Derrière les lignes ennemies

Mitch Marner sur Victor Mete

L’attaquant des Maple Leafs nous parle de son ami d’enfance

Malgré leurs confrontations sur la glace, les joueurs de la LNH réussissent néanmoins à se forger de solides amitiés loin de la patinoire. Nous avons pensé qu’il serait intéressant, dans ce cas, de faire du repérage dans les vestiaires adverses afin de dénicher un joueur ennemi qui nous permettrait d’en apprendre un peu plus sur un joueur des Canadiens. Aujourd’hui : l’attaquant des Maple Leafs Mitch Marner sur son ancien coéquipier dans les rangs juniors, Victor Mete.

Tu connais Victor depuis sa tendre enfance. Quand exactement vous êtes-vous rencontrés ?

MITCH MARNER : On avait probablement sept ou huit ans lorsqu’on s’est connus.

Jouais-tu souvent avec ou contre lui au hockey mineur ?

MM : Un peu des deux. On a été adversaires et coéquipiers avant de se retrouver quelques années plus tard à London.

Était-il déjà électrisant avec la rondelle et avec son coup de patin à l’époque ?

MM : Absolument. Dès un très jeune âge, il était très agile avec la rondelle. Son coup de patin était aussi bon qu’il l’est actuellement. Il a beaucoup d’atouts en plus d’être très talentueux.
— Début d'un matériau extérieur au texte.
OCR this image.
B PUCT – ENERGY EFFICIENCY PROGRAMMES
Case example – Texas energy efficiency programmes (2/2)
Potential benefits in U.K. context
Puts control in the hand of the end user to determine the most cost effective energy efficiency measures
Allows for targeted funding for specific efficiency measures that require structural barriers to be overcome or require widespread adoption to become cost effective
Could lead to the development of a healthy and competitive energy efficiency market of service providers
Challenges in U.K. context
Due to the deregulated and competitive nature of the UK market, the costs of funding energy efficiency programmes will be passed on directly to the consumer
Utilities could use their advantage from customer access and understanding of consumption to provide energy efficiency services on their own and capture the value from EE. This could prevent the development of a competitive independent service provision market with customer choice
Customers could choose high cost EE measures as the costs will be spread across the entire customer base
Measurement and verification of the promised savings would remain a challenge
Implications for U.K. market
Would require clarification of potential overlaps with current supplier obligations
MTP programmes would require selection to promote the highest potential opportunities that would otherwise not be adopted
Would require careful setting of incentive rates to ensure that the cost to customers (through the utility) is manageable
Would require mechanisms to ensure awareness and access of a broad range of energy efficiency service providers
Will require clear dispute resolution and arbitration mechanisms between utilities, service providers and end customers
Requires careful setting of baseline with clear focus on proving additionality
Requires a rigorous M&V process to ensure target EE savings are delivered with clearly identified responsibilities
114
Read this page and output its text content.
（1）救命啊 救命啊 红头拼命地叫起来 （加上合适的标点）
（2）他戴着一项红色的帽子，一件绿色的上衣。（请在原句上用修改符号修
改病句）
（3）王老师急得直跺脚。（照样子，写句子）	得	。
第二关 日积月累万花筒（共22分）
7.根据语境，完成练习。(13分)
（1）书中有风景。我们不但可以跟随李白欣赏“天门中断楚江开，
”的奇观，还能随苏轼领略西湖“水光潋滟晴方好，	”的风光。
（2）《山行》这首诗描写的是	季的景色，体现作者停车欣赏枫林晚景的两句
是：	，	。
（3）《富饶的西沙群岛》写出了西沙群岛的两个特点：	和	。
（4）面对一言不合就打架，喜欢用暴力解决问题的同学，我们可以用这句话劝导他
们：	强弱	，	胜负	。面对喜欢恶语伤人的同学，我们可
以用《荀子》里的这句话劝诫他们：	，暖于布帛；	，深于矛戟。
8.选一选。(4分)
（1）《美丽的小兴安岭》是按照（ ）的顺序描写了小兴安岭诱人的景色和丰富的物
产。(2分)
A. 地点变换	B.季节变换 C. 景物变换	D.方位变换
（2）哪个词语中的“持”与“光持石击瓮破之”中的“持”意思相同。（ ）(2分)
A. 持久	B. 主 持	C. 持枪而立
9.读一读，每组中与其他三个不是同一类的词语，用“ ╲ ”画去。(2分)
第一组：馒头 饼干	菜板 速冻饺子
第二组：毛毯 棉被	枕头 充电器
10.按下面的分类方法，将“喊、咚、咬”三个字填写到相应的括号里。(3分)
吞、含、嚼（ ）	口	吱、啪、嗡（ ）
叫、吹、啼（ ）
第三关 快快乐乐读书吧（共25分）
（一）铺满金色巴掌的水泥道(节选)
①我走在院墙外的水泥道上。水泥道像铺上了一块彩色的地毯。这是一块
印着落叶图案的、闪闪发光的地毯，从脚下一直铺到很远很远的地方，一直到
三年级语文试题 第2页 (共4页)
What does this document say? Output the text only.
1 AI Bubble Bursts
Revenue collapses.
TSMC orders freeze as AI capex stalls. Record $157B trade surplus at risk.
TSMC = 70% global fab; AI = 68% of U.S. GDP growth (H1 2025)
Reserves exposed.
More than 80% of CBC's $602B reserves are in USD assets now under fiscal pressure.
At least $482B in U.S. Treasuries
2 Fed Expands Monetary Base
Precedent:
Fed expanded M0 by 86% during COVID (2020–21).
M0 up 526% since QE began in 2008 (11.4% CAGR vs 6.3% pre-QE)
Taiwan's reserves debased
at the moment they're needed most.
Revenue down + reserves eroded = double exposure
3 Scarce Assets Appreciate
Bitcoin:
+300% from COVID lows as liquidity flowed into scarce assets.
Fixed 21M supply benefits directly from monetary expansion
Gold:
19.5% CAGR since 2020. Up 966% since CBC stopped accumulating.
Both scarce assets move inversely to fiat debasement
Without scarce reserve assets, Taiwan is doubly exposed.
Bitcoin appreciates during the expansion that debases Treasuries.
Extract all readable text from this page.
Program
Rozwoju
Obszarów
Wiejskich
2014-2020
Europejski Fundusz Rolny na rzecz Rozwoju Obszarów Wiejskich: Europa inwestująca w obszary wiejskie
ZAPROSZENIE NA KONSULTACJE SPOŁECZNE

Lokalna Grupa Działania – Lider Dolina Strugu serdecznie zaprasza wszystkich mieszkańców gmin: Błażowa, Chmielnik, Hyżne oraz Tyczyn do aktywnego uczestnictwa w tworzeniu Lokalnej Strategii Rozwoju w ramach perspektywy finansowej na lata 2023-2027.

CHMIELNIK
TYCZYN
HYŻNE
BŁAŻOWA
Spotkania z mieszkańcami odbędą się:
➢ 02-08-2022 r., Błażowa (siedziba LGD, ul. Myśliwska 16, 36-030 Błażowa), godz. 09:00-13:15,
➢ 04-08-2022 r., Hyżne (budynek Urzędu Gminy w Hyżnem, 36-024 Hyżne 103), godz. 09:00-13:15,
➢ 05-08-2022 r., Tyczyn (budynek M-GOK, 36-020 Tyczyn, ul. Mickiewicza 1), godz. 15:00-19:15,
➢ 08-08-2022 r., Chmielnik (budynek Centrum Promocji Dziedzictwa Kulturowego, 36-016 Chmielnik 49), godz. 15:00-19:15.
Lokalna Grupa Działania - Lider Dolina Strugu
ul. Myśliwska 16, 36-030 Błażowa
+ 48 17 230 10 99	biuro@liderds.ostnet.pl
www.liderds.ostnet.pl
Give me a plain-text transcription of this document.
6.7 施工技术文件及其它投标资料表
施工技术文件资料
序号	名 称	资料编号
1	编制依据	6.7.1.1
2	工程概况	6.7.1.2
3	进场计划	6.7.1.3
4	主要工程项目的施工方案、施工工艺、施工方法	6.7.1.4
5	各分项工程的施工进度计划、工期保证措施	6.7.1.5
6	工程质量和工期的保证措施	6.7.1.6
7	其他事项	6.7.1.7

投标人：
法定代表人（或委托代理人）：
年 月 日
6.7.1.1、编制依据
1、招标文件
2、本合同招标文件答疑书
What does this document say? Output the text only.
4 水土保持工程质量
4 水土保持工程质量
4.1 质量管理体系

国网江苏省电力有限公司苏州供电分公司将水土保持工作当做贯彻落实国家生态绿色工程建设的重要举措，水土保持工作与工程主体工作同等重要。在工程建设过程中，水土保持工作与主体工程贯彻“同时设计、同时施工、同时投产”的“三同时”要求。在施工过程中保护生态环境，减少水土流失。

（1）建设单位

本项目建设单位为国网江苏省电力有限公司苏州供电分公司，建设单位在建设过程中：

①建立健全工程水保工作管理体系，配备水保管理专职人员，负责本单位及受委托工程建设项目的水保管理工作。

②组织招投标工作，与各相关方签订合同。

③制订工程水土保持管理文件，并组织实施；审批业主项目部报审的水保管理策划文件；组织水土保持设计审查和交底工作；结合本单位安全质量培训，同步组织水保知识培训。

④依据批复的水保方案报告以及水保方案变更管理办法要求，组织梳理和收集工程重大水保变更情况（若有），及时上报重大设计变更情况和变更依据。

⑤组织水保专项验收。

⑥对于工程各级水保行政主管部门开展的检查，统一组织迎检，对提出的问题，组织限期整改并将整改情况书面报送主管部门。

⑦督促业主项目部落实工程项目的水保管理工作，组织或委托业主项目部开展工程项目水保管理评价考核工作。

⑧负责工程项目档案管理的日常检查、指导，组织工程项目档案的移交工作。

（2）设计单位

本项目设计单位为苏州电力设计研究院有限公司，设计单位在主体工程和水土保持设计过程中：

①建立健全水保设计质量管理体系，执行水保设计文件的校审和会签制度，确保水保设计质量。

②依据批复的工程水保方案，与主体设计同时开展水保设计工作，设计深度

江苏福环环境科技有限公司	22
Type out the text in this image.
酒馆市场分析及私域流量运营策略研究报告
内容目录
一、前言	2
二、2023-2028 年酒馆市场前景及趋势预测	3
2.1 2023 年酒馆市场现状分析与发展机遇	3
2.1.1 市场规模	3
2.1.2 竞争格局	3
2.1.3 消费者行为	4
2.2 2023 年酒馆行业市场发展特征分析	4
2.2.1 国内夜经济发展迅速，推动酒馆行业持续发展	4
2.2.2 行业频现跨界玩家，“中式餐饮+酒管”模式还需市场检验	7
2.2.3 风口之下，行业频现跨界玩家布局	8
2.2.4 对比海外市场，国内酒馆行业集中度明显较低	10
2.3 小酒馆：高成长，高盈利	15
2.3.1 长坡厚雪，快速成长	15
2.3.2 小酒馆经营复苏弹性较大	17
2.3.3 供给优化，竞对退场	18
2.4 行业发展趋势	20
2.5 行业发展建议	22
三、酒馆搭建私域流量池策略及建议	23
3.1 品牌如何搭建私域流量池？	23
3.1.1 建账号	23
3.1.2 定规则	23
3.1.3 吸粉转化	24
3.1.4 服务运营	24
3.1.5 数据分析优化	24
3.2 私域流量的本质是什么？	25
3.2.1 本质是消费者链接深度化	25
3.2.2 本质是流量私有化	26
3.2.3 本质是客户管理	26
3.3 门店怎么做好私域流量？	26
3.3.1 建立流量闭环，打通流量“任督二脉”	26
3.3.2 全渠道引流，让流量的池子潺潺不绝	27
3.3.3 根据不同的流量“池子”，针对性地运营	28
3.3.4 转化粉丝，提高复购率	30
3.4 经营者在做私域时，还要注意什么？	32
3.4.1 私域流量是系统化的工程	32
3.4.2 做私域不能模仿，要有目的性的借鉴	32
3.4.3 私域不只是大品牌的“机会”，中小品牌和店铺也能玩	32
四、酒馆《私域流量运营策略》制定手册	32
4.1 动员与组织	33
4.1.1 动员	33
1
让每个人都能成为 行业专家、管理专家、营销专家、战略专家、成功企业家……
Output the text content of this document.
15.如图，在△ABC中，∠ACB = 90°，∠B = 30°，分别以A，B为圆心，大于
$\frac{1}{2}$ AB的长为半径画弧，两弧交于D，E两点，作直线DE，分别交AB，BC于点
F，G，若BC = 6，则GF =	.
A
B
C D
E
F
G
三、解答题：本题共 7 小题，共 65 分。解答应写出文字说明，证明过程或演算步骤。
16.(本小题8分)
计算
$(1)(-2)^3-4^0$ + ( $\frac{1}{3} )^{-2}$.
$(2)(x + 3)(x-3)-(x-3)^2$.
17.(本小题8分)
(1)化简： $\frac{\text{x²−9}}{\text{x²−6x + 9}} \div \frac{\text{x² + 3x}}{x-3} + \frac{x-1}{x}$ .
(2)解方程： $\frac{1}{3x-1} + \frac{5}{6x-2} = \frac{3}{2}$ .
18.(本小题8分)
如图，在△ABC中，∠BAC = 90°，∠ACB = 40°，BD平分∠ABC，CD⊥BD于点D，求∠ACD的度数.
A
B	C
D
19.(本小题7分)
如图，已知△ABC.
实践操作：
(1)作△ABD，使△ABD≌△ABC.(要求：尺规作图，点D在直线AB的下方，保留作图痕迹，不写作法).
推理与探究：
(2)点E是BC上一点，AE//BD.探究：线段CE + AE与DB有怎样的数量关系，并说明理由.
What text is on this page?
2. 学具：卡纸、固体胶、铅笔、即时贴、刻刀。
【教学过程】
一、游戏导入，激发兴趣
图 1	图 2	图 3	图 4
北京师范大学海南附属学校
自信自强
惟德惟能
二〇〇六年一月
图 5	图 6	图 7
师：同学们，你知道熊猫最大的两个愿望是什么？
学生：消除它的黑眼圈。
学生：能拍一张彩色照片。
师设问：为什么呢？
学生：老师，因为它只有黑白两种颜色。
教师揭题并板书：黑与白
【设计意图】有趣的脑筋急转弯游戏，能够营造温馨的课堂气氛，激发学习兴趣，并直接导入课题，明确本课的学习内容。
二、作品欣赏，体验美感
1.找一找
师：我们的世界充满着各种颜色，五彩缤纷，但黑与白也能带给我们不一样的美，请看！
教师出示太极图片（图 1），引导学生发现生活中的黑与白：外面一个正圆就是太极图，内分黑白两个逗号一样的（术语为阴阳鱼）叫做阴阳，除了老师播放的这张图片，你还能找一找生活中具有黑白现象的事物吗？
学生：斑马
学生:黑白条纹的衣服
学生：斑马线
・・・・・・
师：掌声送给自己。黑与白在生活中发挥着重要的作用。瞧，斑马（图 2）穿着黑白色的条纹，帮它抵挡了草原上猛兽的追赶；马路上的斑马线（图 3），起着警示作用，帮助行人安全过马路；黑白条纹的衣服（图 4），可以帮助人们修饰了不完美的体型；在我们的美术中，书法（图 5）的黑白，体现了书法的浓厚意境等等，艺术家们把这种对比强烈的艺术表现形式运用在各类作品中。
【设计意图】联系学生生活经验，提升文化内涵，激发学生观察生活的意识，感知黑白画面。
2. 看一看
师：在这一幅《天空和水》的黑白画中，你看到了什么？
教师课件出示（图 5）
À quel point étais-tu heureux que vous puissiez être de nouveau réunis à London après qu’il eut été échangé aux Knights ?

MM : J’étais très heureux. J’entendais beaucoup parler du fait qu’il voulait quitter (Owen Sound) et j’espérais vraiment qu’on aille le chercher. C’est heureusement arrivé. Lors de notre parcours vers la coupe Memorial, il a joué un très grand rôle et était un gros morceau de notre brigade défensive.

On dirait qu’il est passé un peu inaperçu à London, même si ses statistiques laissent croire le contraire. Qu’en penses-tu ?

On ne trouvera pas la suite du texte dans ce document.